A blade adjustment is one of the cardinal problems of any type of flow machine affecting equally a structural strength correlated with an operation of the machine at high speeds, safety of a structure and flow losses. A few principal structures of the flow machine are known. Axial machines with radial, non-adjustable blades, for instance, steam turbines, utilize a so-called fur top attachment meeting high operational demands as a result of a form-locking engagement. Hydraulic turbines, for example, Kaplan-type propeller turbine, utilize adjustable blades providing high efficiency and methods for adjusting the blades are known. Generally, blades are attached outside the flow area of medium driving an actual blade. However, design problems often arise when ,under certain circumstances, a blade should be attached within the flow area causing high flow losses.

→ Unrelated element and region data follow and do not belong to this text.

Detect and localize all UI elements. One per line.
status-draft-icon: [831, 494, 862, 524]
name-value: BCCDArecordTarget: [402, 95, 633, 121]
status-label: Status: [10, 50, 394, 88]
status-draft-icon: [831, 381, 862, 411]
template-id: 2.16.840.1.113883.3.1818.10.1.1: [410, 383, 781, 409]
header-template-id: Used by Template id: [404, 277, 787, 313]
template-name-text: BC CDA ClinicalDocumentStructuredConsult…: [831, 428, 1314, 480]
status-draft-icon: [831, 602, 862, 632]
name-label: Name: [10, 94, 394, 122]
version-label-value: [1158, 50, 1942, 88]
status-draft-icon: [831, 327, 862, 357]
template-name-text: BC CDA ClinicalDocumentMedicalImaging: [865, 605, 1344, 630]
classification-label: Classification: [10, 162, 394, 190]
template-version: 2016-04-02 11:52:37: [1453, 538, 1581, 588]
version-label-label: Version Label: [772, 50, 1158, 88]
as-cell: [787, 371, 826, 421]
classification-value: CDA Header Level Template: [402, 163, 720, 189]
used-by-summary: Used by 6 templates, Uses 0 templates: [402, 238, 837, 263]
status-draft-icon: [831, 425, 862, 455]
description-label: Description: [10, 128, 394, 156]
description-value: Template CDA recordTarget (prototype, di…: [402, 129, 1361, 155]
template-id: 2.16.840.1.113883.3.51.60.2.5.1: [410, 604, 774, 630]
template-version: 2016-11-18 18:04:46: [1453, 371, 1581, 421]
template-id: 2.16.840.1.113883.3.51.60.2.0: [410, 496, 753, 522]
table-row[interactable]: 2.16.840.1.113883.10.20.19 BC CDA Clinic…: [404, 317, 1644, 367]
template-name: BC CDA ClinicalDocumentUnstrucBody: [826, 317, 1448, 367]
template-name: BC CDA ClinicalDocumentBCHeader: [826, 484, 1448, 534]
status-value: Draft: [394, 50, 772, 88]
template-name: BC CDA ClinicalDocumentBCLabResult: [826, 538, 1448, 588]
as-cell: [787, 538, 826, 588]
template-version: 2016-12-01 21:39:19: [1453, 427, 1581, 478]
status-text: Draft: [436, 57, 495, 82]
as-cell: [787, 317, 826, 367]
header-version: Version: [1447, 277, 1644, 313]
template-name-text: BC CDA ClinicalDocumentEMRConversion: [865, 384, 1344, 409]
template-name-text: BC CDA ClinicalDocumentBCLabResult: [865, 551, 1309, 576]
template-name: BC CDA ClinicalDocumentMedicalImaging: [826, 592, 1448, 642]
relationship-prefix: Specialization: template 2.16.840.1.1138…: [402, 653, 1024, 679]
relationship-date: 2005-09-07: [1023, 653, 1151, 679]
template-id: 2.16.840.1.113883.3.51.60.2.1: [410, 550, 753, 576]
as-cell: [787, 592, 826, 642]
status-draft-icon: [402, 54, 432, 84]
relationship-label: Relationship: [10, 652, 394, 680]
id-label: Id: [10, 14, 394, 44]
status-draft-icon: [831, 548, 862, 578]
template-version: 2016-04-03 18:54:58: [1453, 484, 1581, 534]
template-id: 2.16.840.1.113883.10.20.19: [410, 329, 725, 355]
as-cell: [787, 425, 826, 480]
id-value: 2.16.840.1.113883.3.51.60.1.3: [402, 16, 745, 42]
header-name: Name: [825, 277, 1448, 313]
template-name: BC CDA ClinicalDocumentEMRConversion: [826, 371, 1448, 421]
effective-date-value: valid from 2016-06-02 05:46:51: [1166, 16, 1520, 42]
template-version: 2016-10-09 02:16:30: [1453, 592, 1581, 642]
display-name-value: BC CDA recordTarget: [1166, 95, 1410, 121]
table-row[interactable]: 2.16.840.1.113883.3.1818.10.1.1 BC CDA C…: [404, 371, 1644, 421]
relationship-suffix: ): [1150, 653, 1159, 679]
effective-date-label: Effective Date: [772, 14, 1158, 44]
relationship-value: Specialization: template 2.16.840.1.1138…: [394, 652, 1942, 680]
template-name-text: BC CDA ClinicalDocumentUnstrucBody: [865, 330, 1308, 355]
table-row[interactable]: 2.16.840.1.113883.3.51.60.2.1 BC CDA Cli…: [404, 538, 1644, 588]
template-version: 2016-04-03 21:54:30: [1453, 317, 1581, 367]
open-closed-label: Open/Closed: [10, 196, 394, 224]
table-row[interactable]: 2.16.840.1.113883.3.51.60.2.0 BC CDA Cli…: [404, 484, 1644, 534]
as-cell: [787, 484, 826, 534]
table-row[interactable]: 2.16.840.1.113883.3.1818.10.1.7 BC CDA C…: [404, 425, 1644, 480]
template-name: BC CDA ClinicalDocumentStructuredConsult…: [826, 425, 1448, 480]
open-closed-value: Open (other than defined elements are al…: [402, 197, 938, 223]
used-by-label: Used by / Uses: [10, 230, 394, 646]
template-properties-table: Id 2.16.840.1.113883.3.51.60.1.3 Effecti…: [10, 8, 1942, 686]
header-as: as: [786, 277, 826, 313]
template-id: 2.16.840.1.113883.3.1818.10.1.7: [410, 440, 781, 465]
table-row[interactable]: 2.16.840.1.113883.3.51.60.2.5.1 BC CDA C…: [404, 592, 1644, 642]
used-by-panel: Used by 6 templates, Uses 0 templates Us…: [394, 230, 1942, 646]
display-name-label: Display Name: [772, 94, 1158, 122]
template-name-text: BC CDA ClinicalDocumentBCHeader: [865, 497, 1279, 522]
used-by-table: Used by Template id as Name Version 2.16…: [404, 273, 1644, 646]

In machines characterized by the medium flowing transversely to a blade of the machine, so called transverse flow machines, the blade attachment gains particular significance when such a machine is provided with a small number of blades.
The FRENCH patent 604,390 describes the importance of a stream line shape for the blades in a so called Darrius-rotor. Rotor blades in the transverse machines are exposed to a varying load causing a fatigue effect. Due to the high density of liquid, structural strength of the blade attachment gains a critical role for an entire structure. Particularly, designing a structure of the blade attachment, not only the operational speed, but also a run away speed, attained by a turbine upon interrupting of the breaking moment of a generator, should be taken into consideration.
In hydraulic turbines the run away speed is twice as high as the operational speed. Considering the influence of centrifugal forces, the ratio between the run away and operational speed is even larger rendering the run away speed to be approximately four times as high as the operational speed.
This phenomena affects detrimentally the machines with adjustable blades attached to an insert element during an operation by increasing the wear of the blades. As a result, additional structural demands are brought to both a structure of the insert element and sealing connections thereof preventing penetration of pollutants carried by the medium.
The known structures of a pivot element negatively affects the structure as well. As known in the art, a blade length with known blade attachments is to be extended at more than 20% of the blade length. As a consequence, the blade effectiveness is decreased at more that 30%.